This section describes performance improvements from MLPerf Training v2.1 to MLPerf Training v3.0.
The following figure shows the performance gains that customers can expect if they upgrade to the latest generation of Dell servers. It shows the performance improvement factor using a PowerEdge XE9680 server with the previous generation PowerEdge XE8545 server as a baseline across different benchmarks. Note that the PowerEdge XE9680 server has eight NVIDIA H100 SXM GPUs; the previous generation PowerEdge XE8545 server has four NVIDIA A100 SXM GPUs.
The most improvement at 846 percent was observed with the SSD benchmark, followed by the BERT benchmark at 611 percent. Other benchmarks yielded a greater than 230 percent improvement. These results are significant. The two-times improvement in time to train means more time for other workloads in the data center, yielding faster time to value for the business. With this acceleration, customers can expect faster prototyping, model training, and expediting their MLOps pipeline.
The following figure compares PowerEdge R750xa and R760xa servers with four NVIDIA H100 PCIe GPUs. The down arrows indicate an improvement in system performance.
The figure shows the performance of PowerEdge R750xa and R760xa servers with the same accelerator: the NVIDIA H100 GPU. The Y axis shows that the convergence time is lower. The most improvement in performance was from ResNet (13.1 percent), followed by the RNN-T (13.06 percent) and MaskRCNN (12.5 percent) benchmark and others.
These results also demonstrate the effectiveness of PCIe Gen 5 and TDP for multi-GPU training workloads. The TDP for GPUs is 310 W for PowerEdge R750xa servers and 350 W for PowerEdge R760xa servers.
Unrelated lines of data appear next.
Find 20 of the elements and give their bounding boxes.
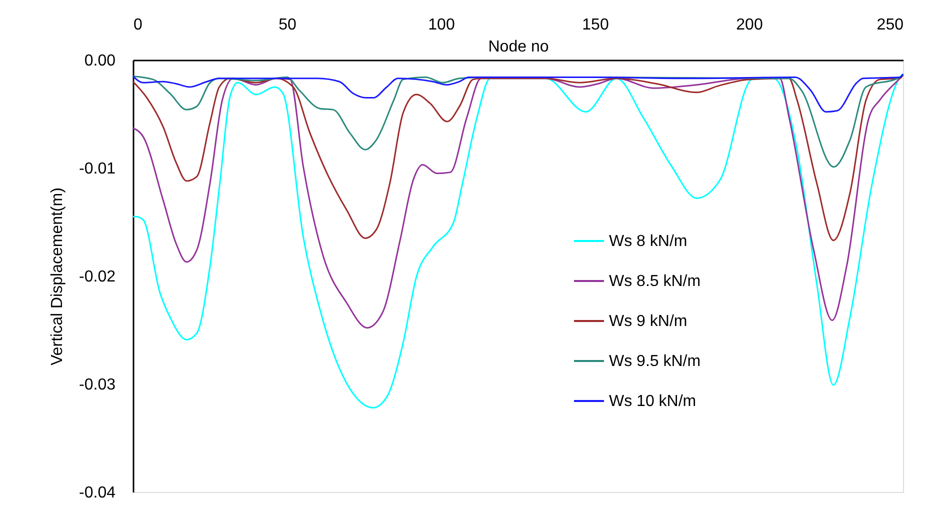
legend-label: Ws 9 kN/m <box>609 313 688 330</box>
x-tick-label: 100 <box>428 16 455 34</box>
legend-label: Ws 10 kN/m <box>609 393 696 410</box>
x-tick-label: 50 <box>278 16 296 34</box>
line-series <box>132 73 904 409</box>
legend-label: Ws 8.5 kN/m <box>609 273 701 290</box>
y-tick-label: -0.01 <box>79 160 116 178</box>
legend-label: Ws 8 kN/m <box>609 233 688 250</box>
x-axis-title: Node no <box>488 38 549 56</box>
y-tick-label: -0.04 <box>79 484 116 502</box>
x-tick-label: 200 <box>736 16 763 34</box>
x-tick-label: 0 <box>134 16 142 34</box>
line-series <box>132 73 904 113</box>
legend-label: Ws 9.5 kN/m <box>609 353 701 370</box>
y-tick-label: -0.02 <box>79 268 116 286</box>
y-axis-title: Vertical Displacement(m) <box>49 188 66 366</box>
x-tick-label: 150 <box>582 16 609 34</box>
x-tick-label: 250 <box>876 16 904 34</box>
y-tick-label: 0.00 <box>84 52 116 70</box>
y-tick-label: -0.03 <box>79 376 116 394</box>
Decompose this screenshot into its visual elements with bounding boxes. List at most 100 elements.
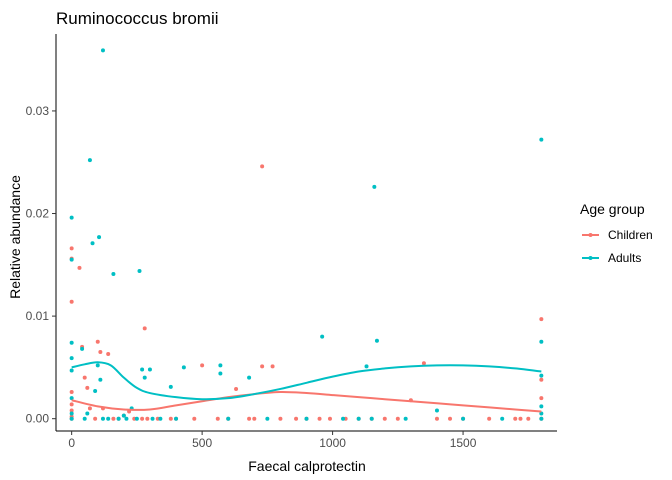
data-point-adults [87, 158, 92, 163]
legend-label-children: Children [608, 228, 653, 242]
data-point-children [448, 416, 453, 421]
data-point-adults [247, 375, 252, 380]
data-point-children [69, 299, 74, 304]
data-point-adults [140, 367, 145, 372]
data-point-adults [69, 416, 74, 421]
data-point-children [98, 350, 103, 355]
legend-key-point-adults [588, 256, 593, 260]
x-axis: 0 500 1000 1500 [56, 430, 557, 450]
data-point-adults [356, 416, 361, 421]
data-point-children [317, 416, 322, 421]
data-point-children [82, 375, 87, 380]
y-tick-label: 0.02 [26, 207, 50, 221]
data-point-adults [539, 404, 544, 409]
data-point-children [77, 265, 82, 270]
data-point-adults [434, 408, 439, 413]
data-point-children [327, 416, 332, 421]
data-point-adults [69, 215, 74, 220]
data-point-children [518, 416, 523, 421]
data-point-children [85, 385, 90, 390]
plot-panel [69, 48, 544, 421]
data-point-adults [85, 411, 90, 416]
data-point-children [93, 416, 98, 421]
x-tick-label: 500 [192, 436, 212, 450]
data-point-adults [121, 413, 126, 418]
legend-items: Children Adults [582, 228, 653, 265]
data-point-children [260, 164, 265, 169]
y-axis-title: Relative abundance [7, 175, 23, 299]
data-point-children [200, 363, 205, 368]
data-point-adults [150, 416, 155, 421]
y-tick-label: 0.00 [26, 412, 50, 426]
data-point-adults [124, 416, 129, 421]
x-tick-label: 0 [68, 436, 75, 450]
data-point-adults [69, 356, 74, 361]
y-tick-label: 0.01 [26, 309, 50, 323]
data-point-adults [69, 257, 74, 262]
y-axis: 0.00 0.01 0.02 0.03 [26, 34, 57, 431]
smooth-line-adults [71, 361, 542, 401]
data-point-adults [158, 416, 163, 421]
data-point-adults [539, 411, 544, 416]
data-point-children [95, 339, 100, 344]
y-tick-label: 0.03 [26, 104, 50, 118]
data-point-children [140, 416, 145, 421]
legend-key-point-children [588, 233, 593, 237]
data-point-adults [98, 377, 103, 382]
x-axis-title: Faecal calprotectin [248, 458, 366, 474]
data-point-adults [137, 268, 142, 273]
data-point-adults [320, 334, 325, 339]
data-point-adults [69, 368, 74, 373]
data-point-adults [341, 416, 346, 421]
data-point-adults [100, 48, 105, 53]
data-point-adults [372, 184, 377, 189]
data-point-adults [539, 137, 544, 142]
data-point-children [513, 416, 518, 421]
data-point-children [260, 364, 265, 369]
data-point-adults [134, 416, 139, 421]
data-point-children [215, 416, 220, 421]
data-point-children [192, 416, 197, 421]
data-point-children [142, 326, 147, 331]
data-point-children [539, 377, 544, 382]
data-point-adults [539, 339, 544, 344]
data-point-children [111, 416, 116, 421]
data-point-adults [374, 338, 379, 343]
data-point-adults [369, 416, 374, 421]
x-tick-label: 1500 [450, 436, 477, 450]
data-point-adults [364, 364, 369, 369]
data-point-adults [69, 411, 74, 416]
data-point-adults [168, 384, 173, 389]
data-point-children [69, 408, 74, 413]
data-point-children [294, 416, 299, 421]
legend: Age group Children Adults [580, 201, 653, 265]
legend-label-adults: Adults [608, 251, 641, 265]
data-point-children [539, 396, 544, 401]
data-point-children [234, 386, 239, 391]
data-point-children [69, 246, 74, 251]
data-point-adults [218, 371, 223, 376]
data-point-adults [82, 416, 87, 421]
data-point-children [247, 416, 252, 421]
data-point-children [168, 416, 173, 421]
data-point-adults [304, 416, 309, 421]
data-point-adults [80, 346, 85, 351]
data-point-children [278, 416, 283, 421]
data-point-children [434, 416, 439, 421]
data-point-adults [106, 416, 111, 421]
data-point-children [69, 390, 74, 395]
x-tick-label: 1000 [319, 436, 346, 450]
legend-title: Age group [580, 201, 645, 217]
data-point-adults [147, 367, 152, 372]
data-point-adults [226, 416, 231, 421]
data-point-adults [218, 363, 223, 368]
smooth-line-children [71, 390, 542, 413]
data-point-children [421, 361, 426, 366]
data-point-adults [93, 388, 98, 393]
data-point-children [487, 416, 492, 421]
data-point-adults [90, 241, 95, 246]
data-point-children [69, 402, 74, 407]
data-point-adults [97, 235, 102, 240]
data-point-children [252, 416, 257, 421]
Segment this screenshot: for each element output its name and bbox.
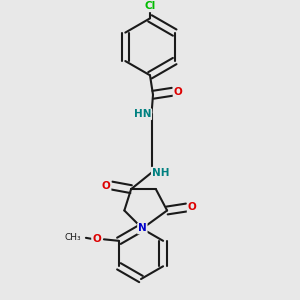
- Text: N: N: [138, 224, 147, 233]
- Text: CH₃: CH₃: [65, 233, 81, 242]
- Text: HN: HN: [134, 109, 151, 119]
- Text: Cl: Cl: [144, 2, 156, 11]
- Text: O: O: [188, 202, 196, 212]
- Text: O: O: [92, 234, 101, 244]
- Text: NH: NH: [152, 168, 169, 178]
- Text: O: O: [173, 87, 182, 97]
- Text: O: O: [102, 181, 111, 190]
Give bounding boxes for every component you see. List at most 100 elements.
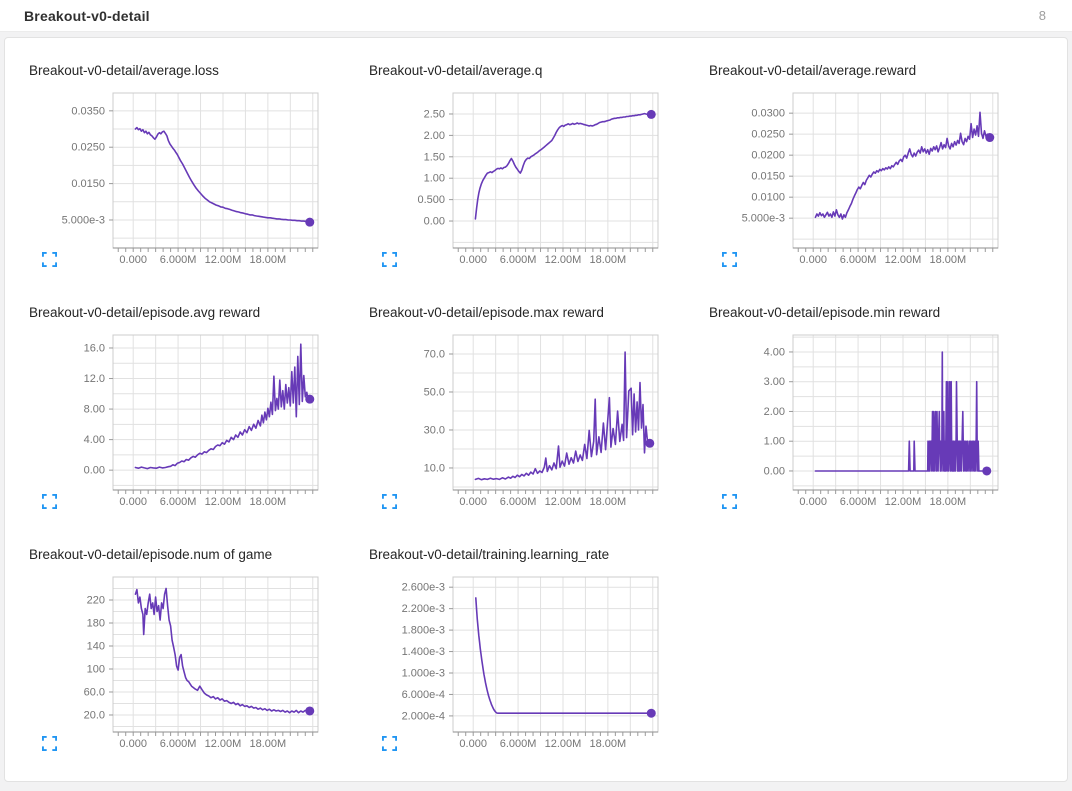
chart-title: Breakout-v0-detail/average.loss — [29, 63, 219, 78]
expand-icon[interactable] — [42, 492, 60, 510]
svg-text:16.0: 16.0 — [84, 342, 105, 354]
svg-text:18.00M: 18.00M — [250, 496, 287, 508]
chart-title: Breakout-v0-detail/episode.avg reward — [29, 305, 261, 320]
svg-text:0.00: 0.00 — [84, 465, 105, 477]
svg-text:6.000M: 6.000M — [160, 738, 197, 750]
svg-text:0.000: 0.000 — [799, 254, 827, 266]
chart-title: Breakout-v0-detail/episode.min reward — [709, 305, 941, 320]
svg-text:0.000: 0.000 — [119, 496, 147, 508]
svg-text:2.600e-3: 2.600e-3 — [402, 582, 445, 594]
svg-text:1.00: 1.00 — [764, 436, 785, 448]
chart-plot-average-q[interactable]: 2.50 2.00 1.50 1.00 0.500 0.00 0.000 6.000M 12.0… — [369, 85, 701, 269]
svg-text:50.0: 50.0 — [424, 386, 445, 398]
chart-card-training-learning-rate: Breakout-v0-detail/training.learning_rat… — [369, 546, 709, 755]
svg-text:4.00: 4.00 — [84, 434, 105, 446]
svg-text:12.00M: 12.00M — [885, 254, 922, 266]
chart-card-average-reward: Breakout-v0-detail/average.reward 0.0300… — [709, 62, 1049, 271]
chart-card-episode-avg-reward: Breakout-v0-detail/episode.avg reward 16… — [29, 304, 369, 513]
svg-text:6.000M: 6.000M — [840, 254, 877, 266]
svg-text:5.000e-3: 5.000e-3 — [742, 213, 785, 225]
svg-text:12.00M: 12.00M — [545, 738, 582, 750]
charts-card: Breakout-v0-detail/average.loss 0.0350 0.… — [4, 37, 1068, 782]
svg-text:140: 140 — [87, 640, 105, 652]
svg-text:12.00M: 12.00M — [205, 738, 242, 750]
svg-text:6.000M: 6.000M — [500, 496, 537, 508]
svg-text:18.00M: 18.00M — [250, 738, 287, 750]
svg-text:0.0350: 0.0350 — [71, 105, 105, 117]
svg-text:60.0: 60.0 — [84, 686, 105, 698]
expand-icon[interactable] — [722, 250, 740, 268]
svg-text:18.00M: 18.00M — [930, 254, 967, 266]
svg-text:0.500: 0.500 — [417, 194, 445, 206]
chart-title: Breakout-v0-detail/episode.max reward — [369, 305, 604, 320]
svg-text:6.000e-4: 6.000e-4 — [402, 689, 445, 701]
svg-text:12.00M: 12.00M — [545, 254, 582, 266]
svg-text:2.00: 2.00 — [424, 130, 445, 142]
chart-title: Breakout-v0-detail/average.q — [369, 63, 543, 78]
svg-text:4.00: 4.00 — [764, 346, 785, 358]
svg-text:18.00M: 18.00M — [250, 254, 287, 266]
svg-text:0.000: 0.000 — [119, 254, 147, 266]
svg-text:12.00M: 12.00M — [545, 496, 582, 508]
chart-plot-episode-min-reward[interactable]: 4.00 3.00 2.00 1.00 0.00 0.000 6.000M 12.00M 18.… — [709, 327, 1041, 511]
chart-count-badge: 8 — [1038, 8, 1046, 23]
chart-title: Breakout-v0-detail/training.learning_rat… — [369, 547, 610, 562]
svg-text:1.50: 1.50 — [424, 151, 445, 163]
expand-icon[interactable] — [382, 492, 400, 510]
charts-grid: Breakout-v0-detail/average.loss 0.0350 0.… — [29, 62, 1067, 755]
category-title: Breakout-v0-detail — [24, 7, 150, 24]
svg-text:2.000e-4: 2.000e-4 — [402, 710, 445, 722]
svg-text:18.00M: 18.00M — [590, 496, 627, 508]
svg-text:0.000: 0.000 — [459, 254, 487, 266]
chart-plot-training-learning-rate[interactable]: 2.600e-3 2.200e-3 1.800e-3 1.400e-3 1.000e-3… — [369, 569, 701, 753]
svg-text:1.00: 1.00 — [424, 173, 445, 185]
chart-card-average-q: Breakout-v0-detail/average.q 2.50 2.00 1.5… — [369, 62, 709, 271]
svg-text:6.000M: 6.000M — [500, 254, 537, 266]
chart-plot-episode-num-of-game[interactable]: 220 180 140 100 60.0 20.0 0.000 6.000M 12.00M 18.… — [29, 569, 361, 753]
svg-text:6.000M: 6.000M — [500, 738, 537, 750]
svg-text:0.0100: 0.0100 — [751, 192, 785, 204]
chart-card-average-loss: Breakout-v0-detail/average.loss 0.0350 0.… — [29, 62, 369, 271]
chart-plot-episode-avg-reward[interactable]: 16.0 12.0 8.00 4.00 0.00 0.000 6.000M 12.00M 18.… — [29, 327, 361, 511]
svg-text:3.00: 3.00 — [764, 376, 785, 388]
svg-text:12.0: 12.0 — [84, 373, 105, 385]
svg-text:100: 100 — [87, 663, 105, 675]
svg-text:180: 180 — [87, 617, 105, 629]
svg-text:12.00M: 12.00M — [205, 496, 242, 508]
svg-text:0.000: 0.000 — [459, 496, 487, 508]
svg-text:0.0250: 0.0250 — [751, 129, 785, 141]
svg-text:0.000: 0.000 — [459, 738, 487, 750]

The following figure compares a PowerEdge R750xa server with four NVIDIA A100 GPUs and a PowerEdge R760xa server with four NVIDIA H100 GPUs. The results show significant improvements. The highest improvements are seen with SSD (64.56 percent), ResNet (53.17 percent), followed by U-NET3D (50.17 percent) and other benchmarks. The down arrows indicate performance improvement with the new generation servers.
Upgrading to the newer generation server and GPUs allows customers to see extended performance growth with their workloads as indicated by these results.
The following figure shows that using a PowerEdge XE8640 server with four NVIDIA H100 GPUs and a PowerEdge XE9680 server with eight NVIDIA A100 GPUs renders almost similar performance across different benchmarks. These results demonstrate that it is more effective to use four NVIDIA H100 GPUs over eight NVIDIA A100 GPUs for compute density and power: NVIDIA H100 GPUs can deliver faster time to value.
The following figure shows the improvement that the NVIDIA H100 GPU offers compared to the NVIDIA A100 GPU using the latest PowerEdge XE9680 server. These results show a significant improvement. The highest improvement was seen with BERT (65.6 percent), followed by SSD (53.1 percent) and ResNet (50.2 percent), and other benchmarks. It is evident that the NVIDIA H100 GPU offers superior performance in all the workload types, and it is an excellent choice for accelerating training workloads. The down arrows represent improved performance.
For the fastest time to value, we recommend upgrading to the NVIDIA H100 GPU with the PowerEdge XE9680 server. This configuration delivers impressive performance improvements compared to older generation servers and GPUs configurations.
The following figure compares the older generation PowerEdge XE8545 server with the new generation servers such as the PowerEdge XE8640 and XE9680 servers. As expected, it is noticeable that the older generation server with the NVIDIA A100 GPU takes the most time to converge. The PowerEdge XE9680 server with eight NVIDIA H100 GPUs proves to have the fastest time to converge across all the benchmarks.
The following figure shows the improvement in performance that customers can expect when they use the NVIDIA H100 GPU PCIe form factor compared to the SXM form factor. The down arrows indicate better performance.
The highest gains were seen with RNN-T (39.12 percent), followed by ResNet (33.55 percent) and others. The SXM form factor offers considerable acceleration with multi-GPU training. The TDP for an NVIDIA H100 PCIe form factor GPU is 350 W, whereas the TDP for the SXM form factor is 700 W. This TDP can be an important data point to consider when choosing a server and GPUs. Power-constrained data centers can benefit from the acceleration that the PCIe form factor renders, while taking a comparatively low performance hit.
The new generation four-GPU servers such as the PowerEdge R760xa and XE8640 servers are both good choices for training deep learning workloads. The PowerEdge R760xa server is an excellent server choice for delivering high performance while dealing with hard power constraints.
NVIDIA A100 GPUs with the SXM form factor offer faster time to convergence compared to the PCIe form factor. The PowerEdge R750xa and XE8545 servers with NVIDIA A100 GPUs offer faster time to convergence compared to previous generation hardware systems.
Customers can also benefit from software-only improvements. However, software-only improvements are good, but they are not as good as hardware and software improvements, as seen in the following figure:
If your business needs faster time to convergence, it is easier now than ever to upgrade to new generation servers with NVIDIA GPUs. These configurations provide many benefits, packed with high performance computing, support for newer model architectures, and innovations that deliver deep learning workloads. The benefits help business needs extensively and help deploy AI at the forefront in the modern era of computing.